Nitekim, Efendimiz,büyüğümüz Hazret-i Âli dahi, “HU” ismine çok riâyet eder, bu ismi çok zikreder, özellikle şu şekilde söyler ve yakınlarına tavsiye ederdi:

“Yâ HU ya men HU, lâ ilâhe illâ HU”

“İsm-i Â’zâm”ın gerçekten “HU” olduğuna inanabilmek veya bunu müşâhede edebilmek için tasavvufun çok derinliklerindeki bazı gerçekleri Allahu Teâlâ’nın müşâhede ettirmesi icap eder.

Rasûlullâh Aleyhi’s-Selâm’a bir gün şu sual sorulur:

-Yerleri ve gökleri yaratmazdan evvel Rabbimiz neredeydi?..

Cevaben buyururlar ki:

“- Altında ve üstünde hava olmayan A’mâ da idi!..”

Bu Hadîs-i Şerîf’te işâret edilen husus Allahu Teâlâ’nın Zâtıdır…

* * *

“ALLAH” ismi, toplayan bir isimdir…Yâni, Allah’ın hem Zât’ını, hem vasıflarını, hem de sayısız özelliklerini içeren bir isimdir…

Allah ismiyle işaret edilen ZÂT’ın Hüviyetine ise “HU” ismi işâret eder…AHADİYYET sıfatıyla idrâk edildikten sonra, gerçek manâsıyla “Allah’a imân” meydana gelir ve “yakîn” hasıl olur; iş taklitten çıkar, Tahkike varır…Aksi halde, hep Allah “İSMİNE” iman edilir ki, bu da ehli taklidin mertebesidir… Tahkike ermişlerin ismi ise “müferridûn” veya “mukarrebun”dur ki; Allah “İSMİNDE” değil; ALLAH’IN AHADİYYETİNDE benlikleri yok olmuş; “el ân öyledir” sırrına binâen, Allah Bakîdir mânâsı yaşanır olmuştur…

İşte bu yaşantı içinde olanlar, “İsm-i Âzâm” sırrına ermiş olanlardır ki;her nefeste “HU” diyenin mutlak bilinciyle yaşarlar…

Bu zevâtı kirâm, duâ edip de “Yâ ALLAH”, “YÂ HU” dedikleri zaman;

“dillerinden söyleyen ben olurum”Hadîs-i Kudsî’si mânâsınca; dileyen kendi olur ve elbette kendi dileği de havada kalmaz, yerini bulur!..

* * *

Peki ya bizler?..

Hazret-i Rasûl Aleyhi’s-Selâm’ın tuttuğu ışık altında, deriz ki…

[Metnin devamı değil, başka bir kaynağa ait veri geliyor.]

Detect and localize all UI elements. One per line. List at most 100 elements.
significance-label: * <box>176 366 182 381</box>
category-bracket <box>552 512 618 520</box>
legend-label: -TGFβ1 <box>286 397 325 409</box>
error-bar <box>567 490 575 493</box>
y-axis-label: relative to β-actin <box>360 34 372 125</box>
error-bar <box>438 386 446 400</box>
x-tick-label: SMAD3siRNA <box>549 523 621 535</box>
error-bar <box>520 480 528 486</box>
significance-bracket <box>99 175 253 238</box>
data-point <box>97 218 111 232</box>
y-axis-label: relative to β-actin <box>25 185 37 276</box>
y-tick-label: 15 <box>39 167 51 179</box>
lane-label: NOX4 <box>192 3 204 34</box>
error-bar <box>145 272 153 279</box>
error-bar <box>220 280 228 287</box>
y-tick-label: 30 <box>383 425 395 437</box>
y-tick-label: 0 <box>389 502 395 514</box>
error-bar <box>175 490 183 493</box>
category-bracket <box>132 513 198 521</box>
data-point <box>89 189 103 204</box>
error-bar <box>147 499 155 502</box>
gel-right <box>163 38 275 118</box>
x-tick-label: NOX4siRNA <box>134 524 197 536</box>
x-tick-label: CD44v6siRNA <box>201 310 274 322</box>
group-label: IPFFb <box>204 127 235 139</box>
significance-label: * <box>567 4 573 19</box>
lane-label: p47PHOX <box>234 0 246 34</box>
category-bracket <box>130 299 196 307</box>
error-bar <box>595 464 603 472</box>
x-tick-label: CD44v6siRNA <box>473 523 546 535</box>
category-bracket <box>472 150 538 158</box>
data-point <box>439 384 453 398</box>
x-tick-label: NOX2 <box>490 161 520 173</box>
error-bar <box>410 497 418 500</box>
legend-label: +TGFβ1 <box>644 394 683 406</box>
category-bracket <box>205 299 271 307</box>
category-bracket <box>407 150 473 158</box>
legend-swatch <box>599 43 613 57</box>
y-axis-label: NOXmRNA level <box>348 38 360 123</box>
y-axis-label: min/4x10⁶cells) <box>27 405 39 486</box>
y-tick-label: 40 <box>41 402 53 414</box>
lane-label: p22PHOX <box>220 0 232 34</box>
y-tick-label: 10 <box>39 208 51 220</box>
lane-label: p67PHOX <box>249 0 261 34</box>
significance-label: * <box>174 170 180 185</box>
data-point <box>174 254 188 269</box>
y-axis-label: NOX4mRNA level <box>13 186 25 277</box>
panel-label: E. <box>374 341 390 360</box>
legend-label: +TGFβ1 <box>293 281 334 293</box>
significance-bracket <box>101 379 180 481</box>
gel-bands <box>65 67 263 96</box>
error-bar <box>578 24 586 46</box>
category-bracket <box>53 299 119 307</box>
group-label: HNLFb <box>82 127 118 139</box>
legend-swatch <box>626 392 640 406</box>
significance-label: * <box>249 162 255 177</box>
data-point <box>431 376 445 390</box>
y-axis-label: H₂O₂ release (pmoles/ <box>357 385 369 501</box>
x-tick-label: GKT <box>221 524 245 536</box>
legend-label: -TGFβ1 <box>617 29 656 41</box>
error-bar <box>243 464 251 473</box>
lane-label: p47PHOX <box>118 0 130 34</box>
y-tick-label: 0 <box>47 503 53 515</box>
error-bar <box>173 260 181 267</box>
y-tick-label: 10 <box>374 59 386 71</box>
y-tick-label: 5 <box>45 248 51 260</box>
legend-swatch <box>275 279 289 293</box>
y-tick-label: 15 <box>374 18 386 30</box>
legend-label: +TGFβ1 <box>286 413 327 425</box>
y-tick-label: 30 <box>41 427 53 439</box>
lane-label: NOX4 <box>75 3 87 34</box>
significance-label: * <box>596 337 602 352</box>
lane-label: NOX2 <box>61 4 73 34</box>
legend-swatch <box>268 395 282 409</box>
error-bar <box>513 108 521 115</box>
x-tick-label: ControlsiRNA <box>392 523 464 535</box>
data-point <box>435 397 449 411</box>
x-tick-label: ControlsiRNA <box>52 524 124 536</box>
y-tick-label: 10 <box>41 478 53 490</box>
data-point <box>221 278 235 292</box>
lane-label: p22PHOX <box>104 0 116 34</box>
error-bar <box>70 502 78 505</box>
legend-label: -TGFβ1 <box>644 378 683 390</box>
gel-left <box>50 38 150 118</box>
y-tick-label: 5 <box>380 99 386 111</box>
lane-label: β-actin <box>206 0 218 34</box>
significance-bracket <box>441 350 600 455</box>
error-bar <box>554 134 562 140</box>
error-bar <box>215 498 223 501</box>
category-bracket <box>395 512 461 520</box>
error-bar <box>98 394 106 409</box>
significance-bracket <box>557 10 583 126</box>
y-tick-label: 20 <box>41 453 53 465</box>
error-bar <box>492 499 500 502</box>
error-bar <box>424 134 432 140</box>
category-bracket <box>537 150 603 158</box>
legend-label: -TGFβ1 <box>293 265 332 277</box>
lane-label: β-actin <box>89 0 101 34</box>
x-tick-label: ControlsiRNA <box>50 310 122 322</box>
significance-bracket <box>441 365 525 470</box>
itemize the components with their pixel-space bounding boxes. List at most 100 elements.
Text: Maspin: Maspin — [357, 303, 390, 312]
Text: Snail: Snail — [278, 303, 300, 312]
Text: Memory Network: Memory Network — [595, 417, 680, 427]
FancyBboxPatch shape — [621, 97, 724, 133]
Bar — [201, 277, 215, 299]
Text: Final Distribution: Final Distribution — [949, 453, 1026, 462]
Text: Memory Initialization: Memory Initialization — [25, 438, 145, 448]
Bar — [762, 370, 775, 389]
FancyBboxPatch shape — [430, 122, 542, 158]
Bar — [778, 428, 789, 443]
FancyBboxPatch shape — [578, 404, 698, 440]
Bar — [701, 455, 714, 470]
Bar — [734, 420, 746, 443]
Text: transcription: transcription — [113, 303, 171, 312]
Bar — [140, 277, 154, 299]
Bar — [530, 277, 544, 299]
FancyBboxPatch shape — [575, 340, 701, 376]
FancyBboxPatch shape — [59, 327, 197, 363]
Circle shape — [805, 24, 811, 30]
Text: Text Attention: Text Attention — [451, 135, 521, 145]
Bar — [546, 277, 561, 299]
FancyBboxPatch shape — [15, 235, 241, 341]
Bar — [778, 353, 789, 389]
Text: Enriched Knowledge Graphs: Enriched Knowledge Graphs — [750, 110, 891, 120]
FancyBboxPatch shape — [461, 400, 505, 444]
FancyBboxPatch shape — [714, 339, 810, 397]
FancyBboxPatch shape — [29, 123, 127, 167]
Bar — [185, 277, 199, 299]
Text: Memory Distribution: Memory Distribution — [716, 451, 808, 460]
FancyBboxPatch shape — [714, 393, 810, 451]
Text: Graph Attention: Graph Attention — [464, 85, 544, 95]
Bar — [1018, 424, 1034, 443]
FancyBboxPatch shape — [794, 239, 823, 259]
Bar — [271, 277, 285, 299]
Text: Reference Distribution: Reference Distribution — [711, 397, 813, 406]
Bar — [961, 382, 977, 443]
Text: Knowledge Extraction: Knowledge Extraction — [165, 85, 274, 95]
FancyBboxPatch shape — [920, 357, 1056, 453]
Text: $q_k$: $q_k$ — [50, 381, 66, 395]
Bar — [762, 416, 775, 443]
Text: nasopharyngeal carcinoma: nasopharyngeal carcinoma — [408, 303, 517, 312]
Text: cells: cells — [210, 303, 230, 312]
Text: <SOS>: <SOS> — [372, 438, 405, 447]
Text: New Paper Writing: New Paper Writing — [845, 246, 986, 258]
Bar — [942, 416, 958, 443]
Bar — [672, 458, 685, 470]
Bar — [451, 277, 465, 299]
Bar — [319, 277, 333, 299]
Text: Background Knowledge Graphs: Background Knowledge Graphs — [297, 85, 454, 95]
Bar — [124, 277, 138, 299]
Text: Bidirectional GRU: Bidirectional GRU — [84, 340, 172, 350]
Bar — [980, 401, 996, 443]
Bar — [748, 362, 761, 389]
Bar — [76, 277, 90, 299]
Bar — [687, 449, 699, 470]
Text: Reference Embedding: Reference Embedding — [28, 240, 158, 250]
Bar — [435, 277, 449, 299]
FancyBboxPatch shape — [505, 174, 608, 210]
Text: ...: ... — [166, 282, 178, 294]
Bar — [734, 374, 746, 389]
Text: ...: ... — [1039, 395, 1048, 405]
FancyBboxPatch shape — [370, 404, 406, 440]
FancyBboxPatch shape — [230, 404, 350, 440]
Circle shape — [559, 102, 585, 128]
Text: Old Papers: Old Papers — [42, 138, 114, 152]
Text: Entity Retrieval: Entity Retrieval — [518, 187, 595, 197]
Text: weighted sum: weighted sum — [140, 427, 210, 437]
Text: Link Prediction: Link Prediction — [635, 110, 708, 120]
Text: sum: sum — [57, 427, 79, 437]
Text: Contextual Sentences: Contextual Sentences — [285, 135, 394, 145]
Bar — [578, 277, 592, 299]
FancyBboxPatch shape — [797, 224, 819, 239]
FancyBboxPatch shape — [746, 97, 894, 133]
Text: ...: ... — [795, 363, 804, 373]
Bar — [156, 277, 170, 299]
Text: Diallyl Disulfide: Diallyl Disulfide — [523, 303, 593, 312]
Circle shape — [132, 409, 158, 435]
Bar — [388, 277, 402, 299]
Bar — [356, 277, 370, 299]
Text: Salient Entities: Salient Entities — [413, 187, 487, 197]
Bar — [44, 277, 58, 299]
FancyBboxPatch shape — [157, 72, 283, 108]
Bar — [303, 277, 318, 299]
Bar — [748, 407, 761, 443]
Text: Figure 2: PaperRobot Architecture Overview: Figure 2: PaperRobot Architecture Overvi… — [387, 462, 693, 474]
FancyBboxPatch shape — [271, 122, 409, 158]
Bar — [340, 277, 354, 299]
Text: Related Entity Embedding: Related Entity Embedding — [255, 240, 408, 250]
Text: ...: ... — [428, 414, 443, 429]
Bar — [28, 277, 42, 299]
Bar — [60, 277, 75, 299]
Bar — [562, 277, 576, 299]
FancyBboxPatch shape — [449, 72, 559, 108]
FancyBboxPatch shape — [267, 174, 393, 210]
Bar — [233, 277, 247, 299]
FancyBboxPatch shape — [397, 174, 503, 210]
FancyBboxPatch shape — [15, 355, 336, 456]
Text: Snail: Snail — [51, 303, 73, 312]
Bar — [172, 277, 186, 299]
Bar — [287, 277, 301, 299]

DUA’sına icâbet bekleyen kişi, şâyet iki rek’ât namaz kılar ve her rek’âtında yirmi bir ihlâs okursa Fatiha’dan sonra ve son secdesinde de şu şekilde Allahu Teâlâ’ya yönelirse, inancımız odur ki, kendisine icabet edilir…

Yalnız,Cenâb-ı Hak kendisine duâda ısrar edilmesini sevdiği için bunu yedi kere yapmak gerekir…

* * *

“Estağfirullâh Yâ Rabbel arşıl aziym… Esağfirullâh Yâ Rabbel arşıl kerîm… Estağfirullâh Yâ Rabbel âlemiyn. Allahümme salli alâ seyyidina Muhammedin biadedi ilmike… (Mağfiret et ey azim arşın Rabbi olan Allah… Mağfiret et ey kerim arşın Rabbi olan Allah… Mağfiret et ey Rabbül alemiyn olan Allah. Allahım, efendimiz Muhammed’e ilmin adedince salat et…)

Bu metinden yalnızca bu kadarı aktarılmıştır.